Rick has 1200 feet of fence that he wants to use to enclose a rectangular garden. Find the maximum area the garden can have.

I suspect a square

A = L w
L + w = constant = k

L = k - w
so
A = (k-w)w = k w - w^2
dA/dw = k - 2w
= 0 for max or min
so
w = k/2
or w = k = k/2 sure enough a square
so
1200/4 = 300 = L = w
A = 90,000

To find the maximum area, we need to determine the dimensions of the rectangular garden that will use up all the available fence.

Let's assume the length of the garden is x feet.
Since the garden is enclosed with a fence, this means we need two sides of length x and two sides of length (1200 - 2x) to make up the rectangular shape.

The perimeter of a rectangle, which is the sum of all its sides, is given by 2(length + width).
In this case, the perimeter is equal to the amount of fence available, which is 1200 feet.
So we have the equation: 2(x + (1200 - 2x)) = 1200.

Let's solve this equation step-by-step:

1. Distribute the 2 on the left side of the equation:
2x + 2400 - 4x = 1200

2. Combine like terms:
-2x + 2400 = 1200

3. Move 2400 to the right side of the equation by subtracting it from both sides:
-2x = 1200 - 2400

4. Simplify:
-2x = -1200

5. Divide both sides of the equation by -2 to solve for x:
x = -1200 / -2
x = 600

We have found that the length of the garden should be 600 feet.

To find the width of the garden, we can substitute the value of x into (1200 - 2x):
width = 1200 - 2(600)
width = 1200 - 1200
width = 0

The width of the garden is 0 feet.

However, a garden with zero width doesn't make sense, so we need to recheck our calculations.

Let's analyze the equation 2(x + (1200 - 2x)) = 1200:

Using the distributive property, we can simplify this equation to:
2x + 2400 - 4x = 1200

Combine like terms:
-2x + 2400 = 1200

Subtract 2400 from both sides:
-2x = 1200 - 2400
-2x = -1200

Divide both sides by -2:
x = -1200 / -2
x = 600

It seems we made an error in our calculations.
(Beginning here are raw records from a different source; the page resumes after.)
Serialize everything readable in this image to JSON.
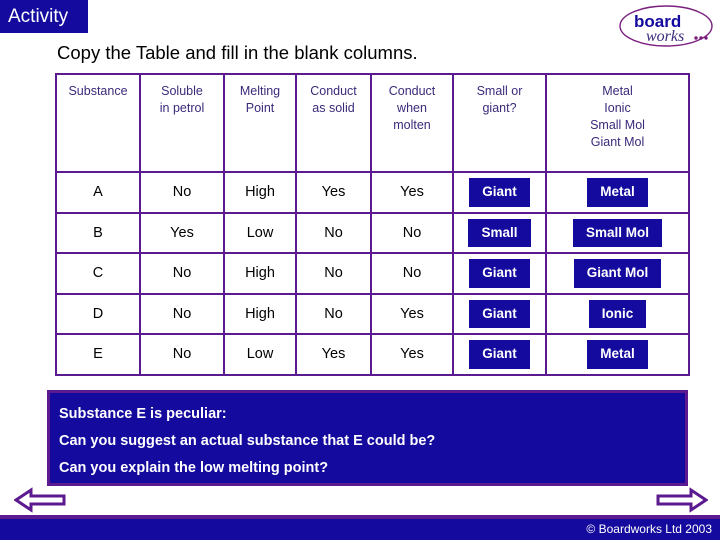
{
  "banner": {
    "label": "Activity"
  },
  "logo": {
    "word1": "board",
    "word2": "works"
  },
  "title": "Copy the Table and fill in the blank columns.",
  "table": {
    "headers": [
      {
        "lines": [
          "Substance"
        ]
      },
      {
        "lines": [
          "Soluble",
          "in petrol"
        ]
      },
      {
        "lines": [
          "Melting",
          "Point"
        ]
      },
      {
        "lines": [
          "Conduct",
          "as solid"
        ]
      },
      {
        "lines": [
          "Conduct",
          "when",
          "molten"
        ]
      },
      {
        "lines": [
          "Small or",
          "giant?"
        ]
      },
      {
        "lines": [
          "Metal",
          "Ionic",
          "Small Mol",
          "Giant Mol"
        ]
      }
    ],
    "rows": [
      {
        "substance": "A",
        "soluble_in_petrol": "No",
        "melting_point": "High",
        "conduct_as_solid": "Yes",
        "conduct_when_molten": "Yes",
        "small_or_giant": "Giant",
        "type": "Metal"
      },
      {
        "substance": "B",
        "soluble_in_petrol": "Yes",
        "melting_point": "Low",
        "conduct_as_solid": "No",
        "conduct_when_molten": "No",
        "small_or_giant": "Small",
        "type": "Small Mol"
      },
      {
        "substance": "C",
        "soluble_in_petrol": "No",
        "melting_point": "High",
        "conduct_as_solid": "No",
        "conduct_when_molten": "No",
        "small_or_giant": "Giant",
        "type": "Giant Mol"
      },
      {
        "substance": "D",
        "soluble_in_petrol": "No",
        "melting_point": "High",
        "conduct_as_solid": "No",
        "conduct_when_molten": "Yes",
        "small_or_giant": "Giant",
        "type": "Ionic"
      },
      {
        "substance": "E",
        "soluble_in_petrol": "No",
        "melting_point": "Low",
        "conduct_as_solid": "Yes",
        "conduct_when_molten": "Yes",
        "small_or_giant": "Giant",
        "type": "Metal"
      }
    ]
  },
  "questions": [
    "Substance E is peculiar:",
    "Can you suggest an actual substance that E could be?",
    "Can you explain the low melting point?"
  ],
  "footer": {
    "copyright": "© Boardworks Ltd 2003"
  },
  "colors": {
    "navy": "#140a9e",
    "purple": "#5b1a8f",
    "header_text": "#3b2a7a",
    "white": "#ffffff"
  }
}
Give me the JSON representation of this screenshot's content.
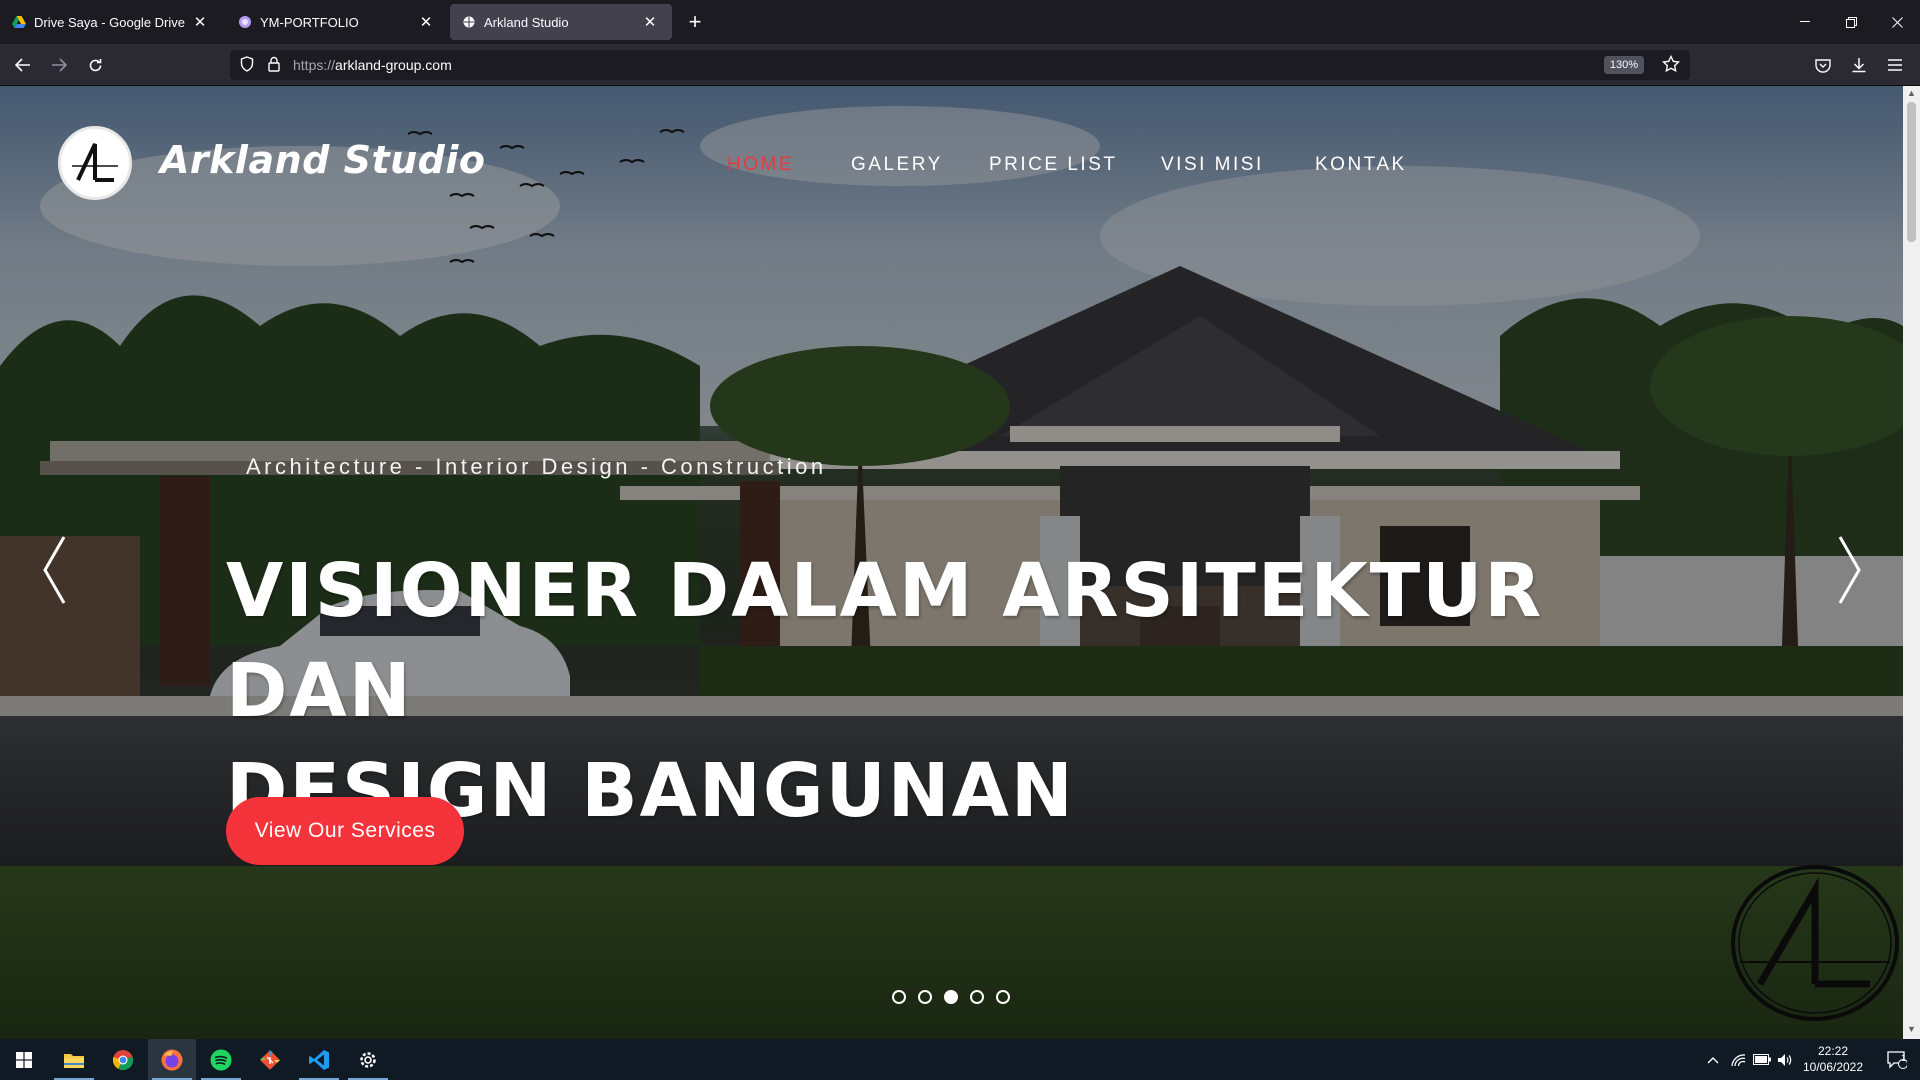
{
  "browser": {
    "tabs": [
      {
        "title": "Drive Saya - Google Drive",
        "active": false
      },
      {
        "title": "YM-PORTFOLIO",
        "active": false
      },
      {
        "title": "Arkland Studio",
        "active": true
      }
    ],
    "url_protocol": "https://",
    "url_host": "arkland-group.com",
    "zoom": "130%"
  },
  "site": {
    "brand": "Arkland Studio",
    "menu": [
      "HOME",
      "GALERY",
      "PRICE LIST",
      "VISI MISI",
      "KONTAK"
    ],
    "active_menu": "HOME"
  },
  "hero": {
    "tagline": "Architecture - Interior Design - Construction",
    "headline_line1": "VISIONER DALAM ARSITEKTUR DAN",
    "headline_line2": "DESIGN BANGUNAN",
    "cta": "View Our Services",
    "slides_count": 5,
    "active_slide": 3
  },
  "taskbar": {
    "apps": [
      "windows-start",
      "file-explorer",
      "chrome",
      "firefox",
      "spotify",
      "git",
      "vscode",
      "settings"
    ],
    "time": "22:22",
    "date": "10/06/2022",
    "notifications": "1"
  },
  "colors": {
    "accent": "#f4333a",
    "active_menu": "#e8393e"
  }
}
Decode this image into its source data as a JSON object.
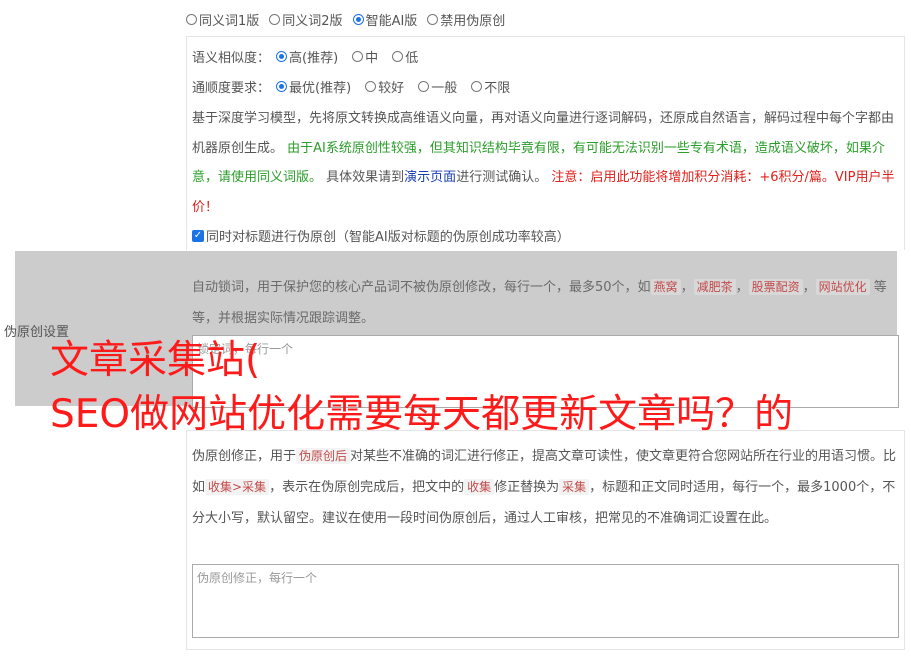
{
  "mode_radios": [
    {
      "label": "同义词1版",
      "checked": false
    },
    {
      "label": "同义词2版",
      "checked": false
    },
    {
      "label": "智能AI版",
      "checked": true
    },
    {
      "label": "禁用伪原创",
      "checked": false
    }
  ],
  "similarity": {
    "label": "语义相似度：",
    "options": [
      {
        "label": "高(推荐)",
        "checked": true
      },
      {
        "label": "中",
        "checked": false
      },
      {
        "label": "低",
        "checked": false
      }
    ]
  },
  "fluency": {
    "label": "通顺度要求：",
    "options": [
      {
        "label": "最优(推荐)",
        "checked": true
      },
      {
        "label": "较好",
        "checked": false
      },
      {
        "label": "一般",
        "checked": false
      },
      {
        "label": "不限",
        "checked": false
      }
    ]
  },
  "ai_desc": {
    "part1": "基于深度学习模型，先将原文转换成高维语义向量，再对语义向量进行逐词解码，还原成自然语言，解码过程中每个字都由机器原创生成。",
    "part2_green": "由于AI系统原创性较强，但其知识结构毕竟有限，有可能无法识别一些专有术语，造成语义破坏，如果介意，请使用同义词版。",
    "part3": "具体效果请到",
    "link": "演示页面",
    "part4": "进行测试确认。",
    "part5_red": "注意：启用此功能将增加积分消耗：+6积分/篇。VIP用户半价！"
  },
  "title_checkbox": {
    "label": "同时对标题进行伪原创（智能AI版对标题的伪原创成功率较高）",
    "checked": true
  },
  "section_label": "伪原创设置",
  "lock_desc": {
    "before": "自动锁词，用于保护您的核心产品词不被伪原创修改，每行一个，最多50个，如",
    "tags": [
      "燕窝",
      "减肥茶",
      "股票配资",
      "网站优化"
    ],
    "after": "等等，并根据实际情况跟踪调整。"
  },
  "lock_textarea_placeholder": "锁定词，每行一个",
  "fix_desc": {
    "p1": "伪原创修正，用于",
    "tag1": "伪原创后",
    "p2": "对某些不准确的词汇进行修正，提高文章可读性，使文章更符合您网站所在行业的用语习惯。比如",
    "tag2": "收集>采集",
    "p3": "，表示在伪原创完成后，把文中的",
    "tag3": "收集",
    "p4": "修正替换为",
    "tag4": "采集",
    "p5": "，标题和正文同时适用，每行一个，最多1000个，不分大小写，默认留空。建议在使用一段时间伪原创后，通过人工审核，把常见的不准确词汇设置在此。"
  },
  "fix_textarea_placeholder": "伪原创修正，每行一个",
  "overlay": {
    "line1": "文章采集站(",
    "line2": "SEO做网站优化需要每天都更新文章吗？的"
  },
  "colors": {
    "accent": "#1a73e8",
    "green": "#2a9d2a",
    "red": "#e0201a",
    "overlay": "#ff1a1a"
  }
}
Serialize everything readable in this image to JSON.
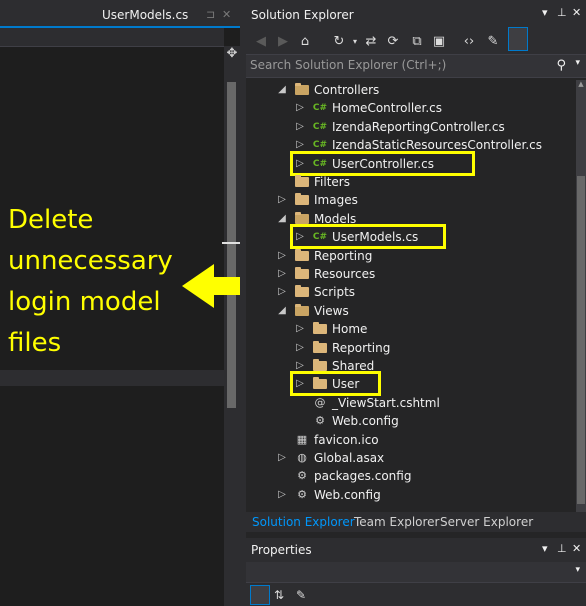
{
  "editor": {
    "tab_title": "UserModels.cs",
    "tab_pin_icon": "pin-icon",
    "tab_close_icon": "close-icon"
  },
  "annotation": {
    "lines": [
      "Delete",
      "unnecessary",
      "login model",
      "files"
    ],
    "color": "#ffff00"
  },
  "solution_explorer": {
    "title": "Solution Explorer",
    "search_placeholder": "Search Solution Explorer (Ctrl+;)",
    "tree": [
      {
        "label": "Controllers",
        "type": "folder-open",
        "level": 0,
        "expand": "open"
      },
      {
        "label": "HomeController.cs",
        "type": "cs",
        "level": 1,
        "expand": "closed"
      },
      {
        "label": "IzendaReportingController.cs",
        "type": "cs",
        "level": 1,
        "expand": "closed"
      },
      {
        "label": "IzendaStaticResourcesController.cs",
        "type": "cs",
        "level": 1,
        "expand": "closed"
      },
      {
        "label": "UserController.cs",
        "type": "cs",
        "level": 1,
        "expand": "closed",
        "highlight": true
      },
      {
        "label": "Filters",
        "type": "folder",
        "level": 0,
        "expand": "none"
      },
      {
        "label": "Images",
        "type": "folder",
        "level": 0,
        "expand": "closed"
      },
      {
        "label": "Models",
        "type": "folder-open",
        "level": 0,
        "expand": "open"
      },
      {
        "label": "UserModels.cs",
        "type": "cs",
        "level": 1,
        "expand": "closed",
        "highlight": true
      },
      {
        "label": "Reporting",
        "type": "folder",
        "level": 0,
        "expand": "closed"
      },
      {
        "label": "Resources",
        "type": "folder",
        "level": 0,
        "expand": "closed"
      },
      {
        "label": "Scripts",
        "type": "folder",
        "level": 0,
        "expand": "closed"
      },
      {
        "label": "Views",
        "type": "folder-open",
        "level": 0,
        "expand": "open"
      },
      {
        "label": "Home",
        "type": "folder",
        "level": 1,
        "expand": "closed"
      },
      {
        "label": "Reporting",
        "type": "folder",
        "level": 1,
        "expand": "closed"
      },
      {
        "label": "Shared",
        "type": "folder",
        "level": 1,
        "expand": "closed"
      },
      {
        "label": "User",
        "type": "folder",
        "level": 1,
        "expand": "closed",
        "highlight": true
      },
      {
        "label": "_ViewStart.cshtml",
        "type": "cshtml",
        "level": 1,
        "expand": "none"
      },
      {
        "label": "Web.config",
        "type": "config",
        "level": 1,
        "expand": "none"
      },
      {
        "label": "favicon.ico",
        "type": "ico",
        "level": 0,
        "expand": "none"
      },
      {
        "label": "Global.asax",
        "type": "asax",
        "level": 0,
        "expand": "closed"
      },
      {
        "label": "packages.config",
        "type": "config",
        "level": 0,
        "expand": "none"
      },
      {
        "label": "Web.config",
        "type": "config",
        "level": 0,
        "expand": "closed"
      }
    ],
    "bottom_tabs": [
      "Solution Explorer",
      "Team Explorer",
      "Server Explorer"
    ]
  },
  "properties": {
    "title": "Properties"
  },
  "colors": {
    "accent": "#007acc",
    "highlight": "#ffff00",
    "folder": "#dcb67a",
    "cs_icon": "#68b723",
    "active_tab_text": "#0097fb"
  }
}
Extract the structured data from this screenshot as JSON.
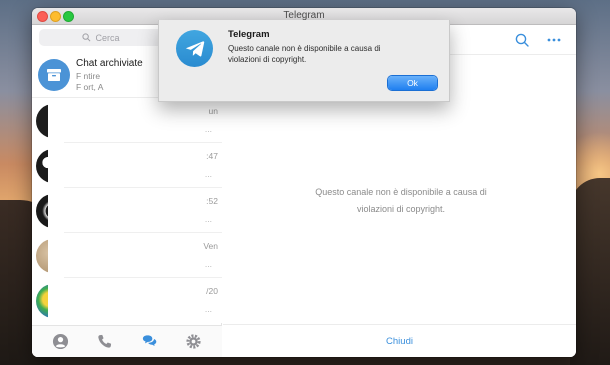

Let's redo the calculations correctly.

The length of the garden is x = 600 feet.
To find the width, we substitute this value into (1200 - 2x):
width = 1200 - 2(600)
width = 1200 - 1200
width = 0

The width turns out to be 0, which means the garden cannot have a width. Therefore, it is not possible to enclose a rectangular garden with the given fence length of 1200 feet.

To find the maximum area of the garden, we need to maximize the dimensions of the rectangular garden. Let's assume the length of the garden is x feet.

Now, let's determine the width of the rectangular garden. Since a rectangular garden has two equal lengths and two equal widths, we can express the perimeter of the garden in terms of x:

Perimeter = 2(length + width)
1200 = 2(x + width)

Simplifying the equation:
600 = x + width
width = 600 - x

Next, we can calculate the area of the rectangular garden by multiplying its length and width:
Area = length × width
Area = x × (600 - x)

To find the maximum area, we need to find the value of x that maximizes the Area formula. We can do this by finding the vertex of the quadratic function, considering that the graph of the function is a parabola.

To find the x-coordinate of the vertex, we use the formula:
x = -b / 2a

In our case, the quadratic function is:
Area = -x^2 + 600x

Comparing this function to the general quadratic function form (Ax^2 + Bx + C), we have:
A = -1
B = 600
C = 0

Plugging these values into the formula, we can find the x-coordinate of the vertex:
x = -600 / (2*(-1))
x = -600 / -2
x = 300

Now that we have the value of x, we can find the maximum area of the garden:
Area = x × (600 - x)
Area = 300 × (600 - 300)
Area = 300 × 300
Area = 90,000 square feet

Therefore, the maximum area the garden can have is 90,000 square feet when the length is 300 feet and the width is 300 feet.